REPUBLIKA.CO.ID, JAKARTA -- Menteri Pemberdayaan Perempuan dan Perlindungan Anak (PPPA) Yohana Yembise menilai, pelaku penyuka sesama jenis harus menyadari aturan hukum yang berlaku di Indonesia. Khususnya Undang-Undang Nomor 1 Tahun 1974 tentang Perkawinan.
Dalam beleid tersebut, perkawinan hanya sah apabila kedua mempelai berlainan jenis kelamin. Selama ini, kampanye LGBT (Lesbian, Gay, Biseksual, dan Transgender) menuntut agar perkawinan sesama jenis dilegalkan.
"Sementara UU ini ditetapkan perkawinan hanya untuk (antara) laki-laki dan perempuan. Maka kita mesti pada Undang-Undang itu," ujar Menteri Yohana saat peluncuran kampanye Gerakan Nasional Anti-kekerasan terhadap Anak dan Perempuan di Senayan, Jakarta, Ahad (14/2).
Namun, profesor pada Universitas Cendrawasih ini melanjutkan, pemerintah perlu membuka isu LGBT agar dinilai penalaran publik secara luas.
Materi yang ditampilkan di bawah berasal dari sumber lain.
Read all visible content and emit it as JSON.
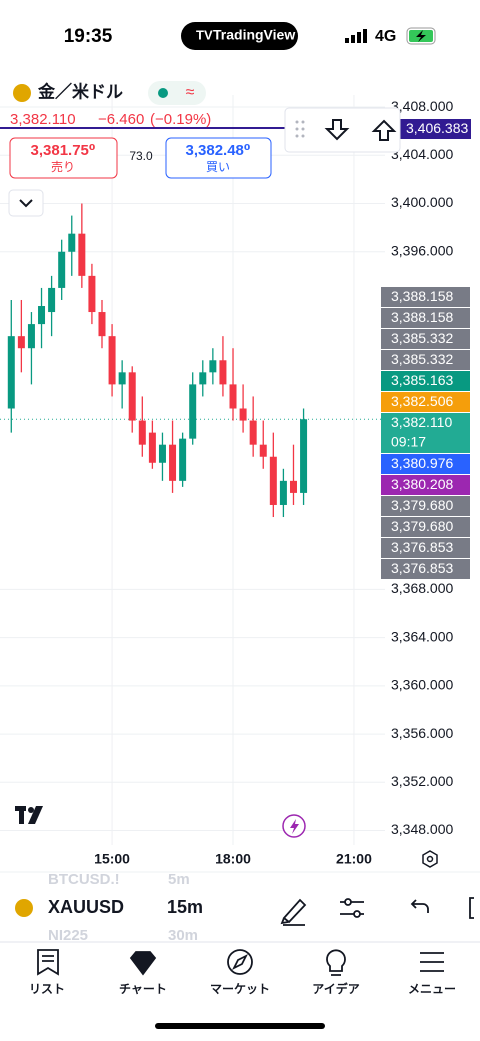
{
  "status_bar": {
    "time": "19:35",
    "app": "TradingView",
    "network": "4G"
  },
  "header": {
    "symbol_name": "金／米ドル",
    "last_price": "3,382.110",
    "change": "−6.460",
    "change_percent": "(−0.19%)",
    "sell_price": "3,381.75⁰",
    "sell_label": "売り",
    "spread": "73.0",
    "buy_price": "3,382.48⁰",
    "buy_label": "買い"
  },
  "chart_data": {
    "type": "candlestick",
    "up_color": "#089981",
    "down_color": "#f23645",
    "grid": true,
    "xlim": [
      12.22,
      21.77
    ],
    "xticks": [
      {
        "value": 15,
        "label": "15:00"
      },
      {
        "value": 18,
        "label": "18:00"
      },
      {
        "value": 21,
        "label": "21:00"
      }
    ],
    "ylim": [
      3346.8,
      3409
    ],
    "yticks": [
      {
        "value": 3408,
        "label": "3,408.000"
      },
      {
        "value": 3404,
        "label": "3,404.000"
      },
      {
        "value": 3400,
        "label": "3,400.000"
      },
      {
        "value": 3396,
        "label": "3,396.000"
      },
      {
        "value": 3368,
        "label": "3,368.000"
      },
      {
        "value": 3364,
        "label": "3,364.000"
      },
      {
        "value": 3360,
        "label": "3,360.000"
      },
      {
        "value": 3356,
        "label": "3,356.000"
      },
      {
        "value": 3352,
        "label": "3,352.000"
      },
      {
        "value": 3348,
        "label": "3,348.000"
      }
    ],
    "x": [
      12.5,
      12.75,
      13,
      13.25,
      13.5,
      13.75,
      14,
      14.25,
      14.5,
      14.75,
      15,
      15.25,
      15.5,
      15.75,
      16,
      16.25,
      16.5,
      16.75,
      17,
      17.25,
      17.5,
      17.75,
      18,
      18.25,
      18.5,
      18.75,
      19,
      19.25,
      19.5,
      19.75
    ],
    "open": [
      3383,
      3389,
      3388,
      3390,
      3391,
      3393,
      3396,
      3397.5,
      3394,
      3391,
      3389,
      3385,
      3386,
      3382,
      3381,
      3378.5,
      3380,
      3377,
      3380.5,
      3385,
      3386,
      3387,
      3385,
      3383,
      3382,
      3380,
      3379,
      3375,
      3377,
      3376
    ],
    "high": [
      3392,
      3392,
      3391,
      3393,
      3394,
      3397,
      3399,
      3400,
      3395,
      3392,
      3390,
      3387,
      3386.5,
      3384,
      3382,
      3381,
      3382,
      3381,
      3386,
      3387,
      3388,
      3389,
      3388,
      3385,
      3384,
      3382,
      3381,
      3378,
      3380,
      3383
    ],
    "low": [
      3381,
      3386,
      3385,
      3388,
      3389,
      3392,
      3394,
      3393,
      3390,
      3388,
      3384,
      3383,
      3381,
      3379,
      3378,
      3377,
      3376,
      3376.5,
      3380,
      3384,
      3385,
      3384,
      3382,
      3381,
      3379,
      3378,
      3374,
      3374,
      3375,
      3375
    ],
    "close": [
      3389,
      3388,
      3390,
      3391.5,
      3393,
      3396,
      3397.5,
      3394,
      3391,
      3389,
      3385,
      3386,
      3382,
      3380,
      3378.5,
      3380,
      3377,
      3380.5,
      3385,
      3386,
      3387,
      3385,
      3383,
      3382,
      3380,
      3379,
      3375,
      3377,
      3376,
      3382.11
    ],
    "top_label": {
      "label": "3,406.383",
      "color": "#311b92"
    },
    "price_labels": [
      {
        "label": "3,388.158",
        "color": "#787b86"
      },
      {
        "label": "3,388.158",
        "color": "#787b86"
      },
      {
        "label": "3,385.332",
        "color": "#787b86"
      },
      {
        "label": "3,385.332",
        "color": "#787b86"
      },
      {
        "label": "3,385.163",
        "color": "#089981"
      },
      {
        "label": "3,382.506",
        "color": "#f59e0b"
      },
      {
        "label": "3,382.110",
        "sub": "09:17",
        "color": "#22ab94"
      },
      {
        "label": "3,380.976",
        "color": "#2962ff"
      },
      {
        "label": "3,380.208",
        "color": "#9c27b0"
      },
      {
        "label": "3,379.680",
        "color": "#787b86"
      },
      {
        "label": "3,379.680",
        "color": "#787b86"
      },
      {
        "label": "3,376.853",
        "color": "#787b86"
      },
      {
        "label": "3,376.853",
        "color": "#787b86"
      }
    ]
  },
  "bottom_bar": {
    "symbol": "XAUUSD",
    "interval": "15m",
    "ghost_symbol_above": "BTCUSD.!",
    "ghost_interval_above": "5m",
    "ghost_symbol_below": "NI225",
    "ghost_interval_below": "30m"
  },
  "nav": [
    "リスト",
    "チャート",
    "マーケット",
    "アイデア",
    "メニュー"
  ]
}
Menteri Yohana menuturkan, pengubahan atas UU Perkawinan bisa saja terjadi bila mayoritas masyarakat Indonesia setuju. Namun, bila penolakan tetap datang dari mayoritas kelompok agama-agama dan sipil di Indonesia, dia menyarankan agar wacana tersebut dihentikan.
"Karena kalau kita memutuskan sesuatu yang tidak diinginkan masyarakat, maka kita namanya menggali lubang untuk langsung masuk ke lubang itu sendiri," ucap dia.
Meski demikian, Menteri Yohana menegaskan, hak-hak pelaku LGBT sebagai warga negara harus tetap dilindungi. Termasuk di dalamnya hak untuk memperoleh kesembuhan agar tak lagi berperilaku menyimpang. Dia mengecam diskriminasi terhadap pelaku LGBT.